Vers la guerre
Hans Blix a lu hier soir devant le Conseil de sécurité de l'ONU un rapport assez dur contre l'Irak. Le chef des inspecteurs aurait voulu donner aux Etats-Unis des prétextes suffisants pour lancer leur guerre colonialo-pétrolière contre Bagdad qu'il ne se serait pas exprimé autrement. Et pourtant, l'équipe onusienne en désarmement ? qui a pu visiter tous les sites qu'elle désirait ? n'a apparemment rien trouvé d'important. Mais Hans Blix soupçonne le régime de Saddam Hussein de cacher un certain nombre de choses. Le problème, c'est que l'on ne sait pas si les "indications" dont il a souvent truffé son discours sont des informations trouvées en Irak ou des "renseignements" fournis par les Etats-Unis.


Rien ne prouve en tout cas, selon le rapport, que l'Irak dispose d'armes de destruction massive et la coopération des Irakiens sur le terrain est jugée satisfaisante. Mais, ajoute Hans Blix, l'Irak ne dit pas tout et ne fait pas assez d'efforts pour clarifier les questions ouvertes. Cette absence de "coopération active" dénoncée par le chef des inspecteurs suffira aux Américains pour faire la guerre. A moins que Saddam Hussein ne comprenne l'avertissement non déguisé de Hans Blix.


Quant à Mohamed El Baradei, le chef de l'Agence internationale de l'énergie atomique, il a été hier soir dans son discours beaucoup plus positif pour l'Irak. Il a déclaré que les inspecteurs avaient pu se rendre dans tous les sites suspectés et "qu'ils n'ont pas trouvé de preuve que l'Irak a recommencé son programme nucléaire". Il a même demandé plusieurs mois supplémentaires pour régler les "questions ouvertes". Mais les Etats-Unis, qui donnent l'impression d'avoir déjà décidé d'entrer en guerre, vont sans doute refuser d'octroyer ces quelques mois supplémentaires aux Irakiens.

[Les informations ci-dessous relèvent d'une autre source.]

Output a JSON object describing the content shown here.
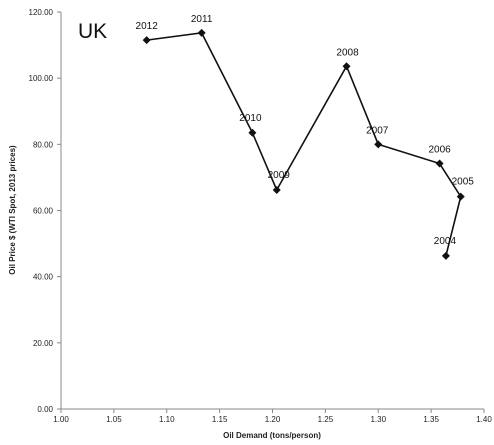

Washington a déclaré hier par son ambassadeur à l'ONU que l'Irak ne donne aucun espoir qu'il va désarmer. Cela veut dire que la guerre aura sans doute lieu, avec ou sans l'ONU d'ailleurs. A moins que Saddam Hussein ne comprenne enfin qu'il n'aura pas droit à la présomption d'innocence et qu'il a avantage à montrer même le peu qu'il a.